I should pass pronunciationScoreParams as the parameter and a JSON Base64 encoded text as the value of the parameter right? Or should I convert the json first to UTF8?

I tried both and nothing worked for me and I used those websites: to Base64 - to UTF8

I also used the JSON example from documentations without spaces:

{"ReferenceText":"Good morning.","GradingSystem":"HundredMark","Granularity":"FullText","Dimension":"Comprehensive"}
yinhew commented 4 years ago

@ziadhassan7 do you mind sharing your code to call the REST API, so that I can check where the issue locates? Also, can you give an estimation how much daily traffic (usage) you will have on your product? This can help us judge the priority of the SDK support.

ziadhassan7 commented 4 years ago

@yinhew I haven't written the code yet, i'm using a software called Postman to test the API first.

I converted this JSON {"ReferenceText":"Good morning."} to this UTF-8 code: \x7b\x22\x52\x65\x66\x65\x72\x65\x6e\x63\x65\x54\x65\x78\x74\x22\x3a\x22\x47\x6f\x6f\x64\x20\x6d\x6f\x72\x6e\x69\x6e\x67\x2e\x22\x7d and then from UTF-8 to Base64:

XHg3Ylx4MjJceDUyXHg2NVx4NjZceDY1XHg3Mlx4NjVceDZlXHg2M1x4NjVceDU0XHg2NVx4Nzhc
eDc0XHgyMlx4M2FceDIyXHg0N1x4NmZceDZmXHg2NFx4MjBceDZkXHg2Zlx4NzJceDZlXHg2OVx4
NmVceDY3XHgyZVx4MjJceDdk

So now, the url looks like that: https://westus.stt.speech.microsoft.com/speech/recognition/conversation/cognitiveservices/v1?language=en-US&Ocp-Apim-Subscription-Key=[API-KEY]&Content-Type=audio/wav; codecs=audio/pcm; samplerate=16000&pronunciationScoreParams=XHg3Ylx4MjJceDUyXHg2NVx4NjZceDY1XHg3Mlx4NjVceDZlXHg2M1x4NjVceDU0XHg2NVx4Nzhc eDc0XHgyMlx4M2FceDIyXHg0N1x4NmZceDZmXHg2NFx4MjBceDZkXHg2Zlx4NzJceDZlXHg2OVx4 NmVceDY3XHgyZVx4MjJceDdk

And that's the result:

{
    "RecognitionStatus": "Success",
    "DisplayText": "Figure 2 shows an example of processing of speech using human ear models. He acted swiftly when his time came, taking all Miller. Last year the NBA playoffs. The boys humiliated themselves against Detroit control activities. It's important for the first time in 10 years research and development spending in the federal budget program. She's proprietary Macintosh graphic displays.",
    "Offset": 200000,
    "Duration": 214200000
}
yinhew commented 4 years ago

@ziadhassan7 can you replace the "conversation" in the URL into "interactive" and try again? We currently still don't support the pronunciation assessment feature on "conversation" route, and only "interactive" route is support. Sorry for the misleading in the doc. The "conversation" support should come out in the coming 1~2 weeks.

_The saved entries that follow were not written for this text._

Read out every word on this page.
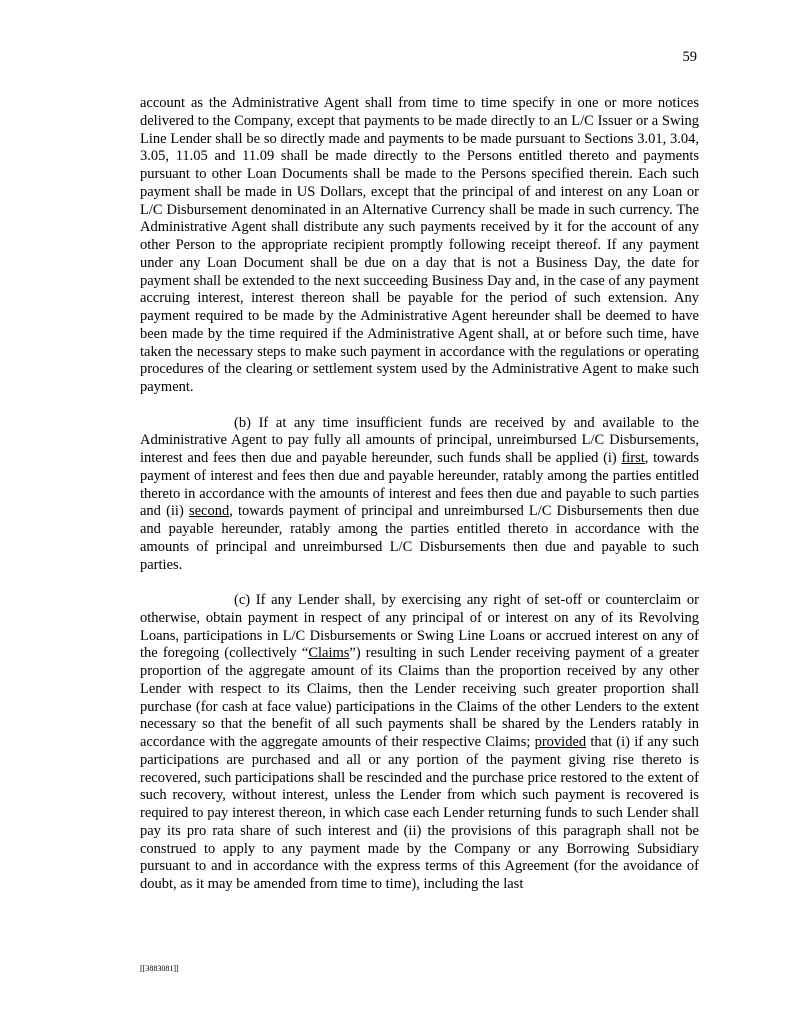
59

account as the Administrative Agent shall from time to time specify in one or more notices delivered to the Company, except that payments to be made directly to an L/C Issuer or a Swing Line Lender shall be so directly made and payments to be made pursuant to Sections 3.01, 3.04, 3.05, 11.05 and 11.09 shall be made directly to the Persons entitled thereto and payments pursuant to other Loan Documents shall be made to the Persons specified therein. Each such payment shall be made in US Dollars, except that the principal of and interest on any Loan or L/C Disbursement denominated in an Alternative Currency shall be made in such currency. The Administrative Agent shall distribute any such payments received by it for the account of any other Person to the appropriate recipient promptly following receipt thereof. If any payment under any Loan Document shall be due on a day that is not a Business Day, the date for payment shall be extended to the next succeeding Business Day and, in the case of any payment accruing interest, interest thereon shall be payable for the period of such extension. Any payment required to be made by the Administrative Agent hereunder shall be deemed to have been made by the time required if the Administrative Agent shall, at or before such time, have taken the necessary steps to make such payment in accordance with the regulations or operating procedures of the clearing or settlement system used by the Administrative Agent to make such payment.

(b) If at any time insufficient funds are received by and available to the Administrative Agent to pay fully all amounts of principal, unreimbursed L/C Disbursements, interest and fees then due and payable hereunder, such funds shall be applied (i) first, towards payment of interest and fees then due and payable hereunder, ratably among the parties entitled thereto in accordance with the amounts of interest and fees then due and payable to such parties and (ii) second, towards payment of principal and unreimbursed L/C Disbursements then due and payable hereunder, ratably among the parties entitled thereto in accordance with the amounts of principal and unreimbursed L/C Disbursements then due and payable to such parties.

(c) If any Lender shall, by exercising any right of set-off or counterclaim or otherwise, obtain payment in respect of any principal of or interest on any of its Revolving Loans, participations in L/C Disbursements or Swing Line Loans or accrued interest on any of the foregoing (collectively “Claims”) resulting in such Lender receiving payment of a greater proportion of the aggregate amount of its Claims than the proportion received by any other Lender with respect to its Claims, then the Lender receiving such greater proportion shall purchase (for cash at face value) participations in the Claims of the other Lenders to the extent necessary so that the benefit of all such payments shall be shared by the Lenders ratably in accordance with the aggregate amounts of their respective Claims; provided that (i) if any such participations are purchased and all or any portion of the payment giving rise thereto is recovered, such participations shall be rescinded and the purchase price restored to the extent of such recovery, without interest, unless the Lender from which such payment is recovered is required to pay interest thereon, in which case each Lender returning funds to such Lender shall pay its pro rata share of such interest and (ii) the provisions of this paragraph shall not be construed to apply to any payment made by the Company or any Borrowing Subsidiary pursuant to and in accordance with the express terms of this Agreement (for the avoidance of doubt, as it may be amended from time to time), including the last

[[3883081]]
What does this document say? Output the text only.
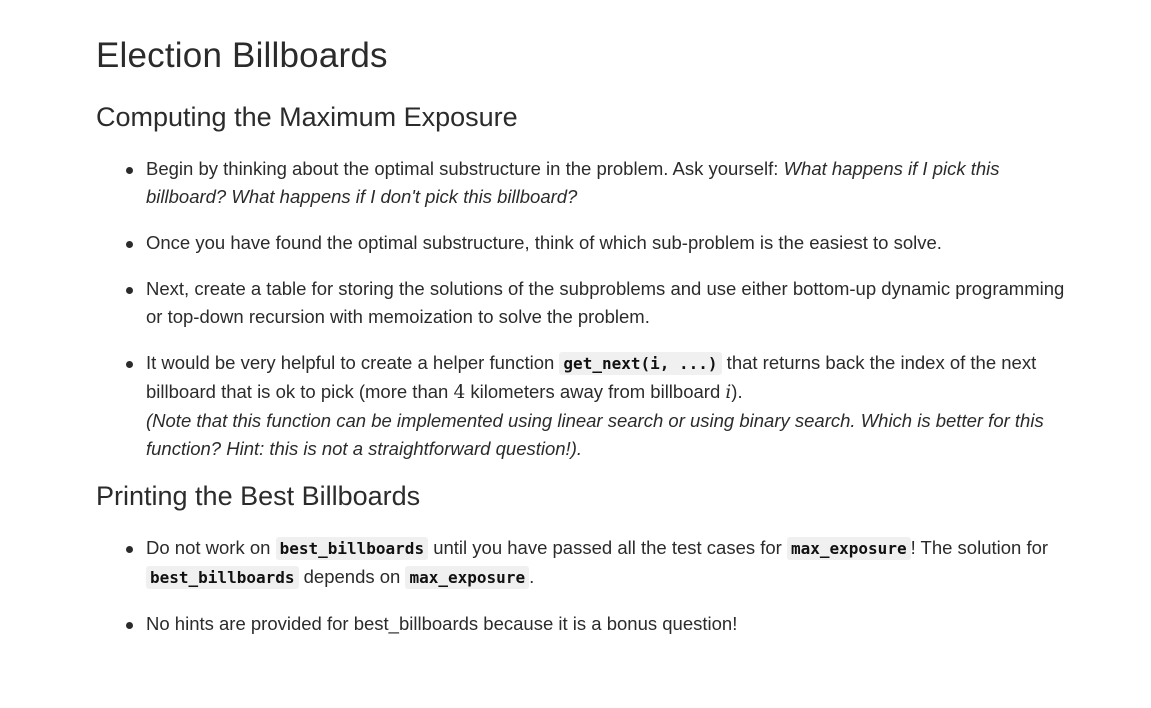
Election Billboards
Computing the Maximum Exposure
Begin by thinking about the optimal substructure in the problem. Ask yourself: What happens if I pick this billboard? What happens if I don't pick this billboard?
Once you have found the optimal substructure, think of which sub-problem is the easiest to solve.
Next, create a table for storing the solutions of the subproblems and use either bottom-up dynamic programming or top-down recursion with memoization to solve the problem.
It would be very helpful to create a helper function get_next(i, ...) that returns back the index of the next billboard that is ok to pick (more than 4 kilometers away from billboard i).
(Note that this function can be implemented using linear search or using binary search. Which is better for this function? Hint: this is not a straightforward question!).
Printing the Best Billboards
Do not work on best_billboards until you have passed all the test cases for max_exposure ! The solution for best_billboards depends on max_exposure .
No hints are provided for best_billboards because it is a bonus question!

ziadhassan7 commented 4 years ago

@yinhew Ok, this is great! now it says this: Unexpected json in 'pronunciationScoreParams' parameter. Unexpected character encountered while parsing value: . Path '', line 0, position 0. Please make sure the JSON string is encoded with UTF8 and then base64.

Those are the websites that I used: UTF-8 Encoder UTF-8 to Base64 Maybe there is a setting in the website that i used wrong, any suggestion?

And also, Is there is any turnaround for using pronunciation in SDK ?

yinhew commented 4 years ago

@ziadhassan7 I looked at your base64 string. I found its generated from string "\x7b\x22\x52\x65\x66\x65\x72\x65\x6e\x63\x65\x54\x65\x78\x74\x22\x3a\x22\x47\x6f\x6f\x64\x20\x6d\x6f\x72\x6e\x69\x6e\x67\x2e\x22\x7d". This is not the right way to do the base64 encoding.

For your JSON, the right base64 should be eyJSZWZlcmVuY2VUZXh0IjoiR29vZCBtb3JuaW5nLiJ9

ziadhassan7 commented 4 years ago

Thanks, mr @yinhew ! That worked.

It's weird that is says "Please make sure the JSON string is encoded with UTF8 and then base64.", but it worked by encoding the JSON to Base64 directly. Maybe, the converter did the job by itself .

Again, Thanks a lot and I hope the SDK version support pronunciationScoreParams soon. :D

fabswt commented 2 years ago

It's unclear to me... is dimension=Comprehensive now available to the Python SDK or not?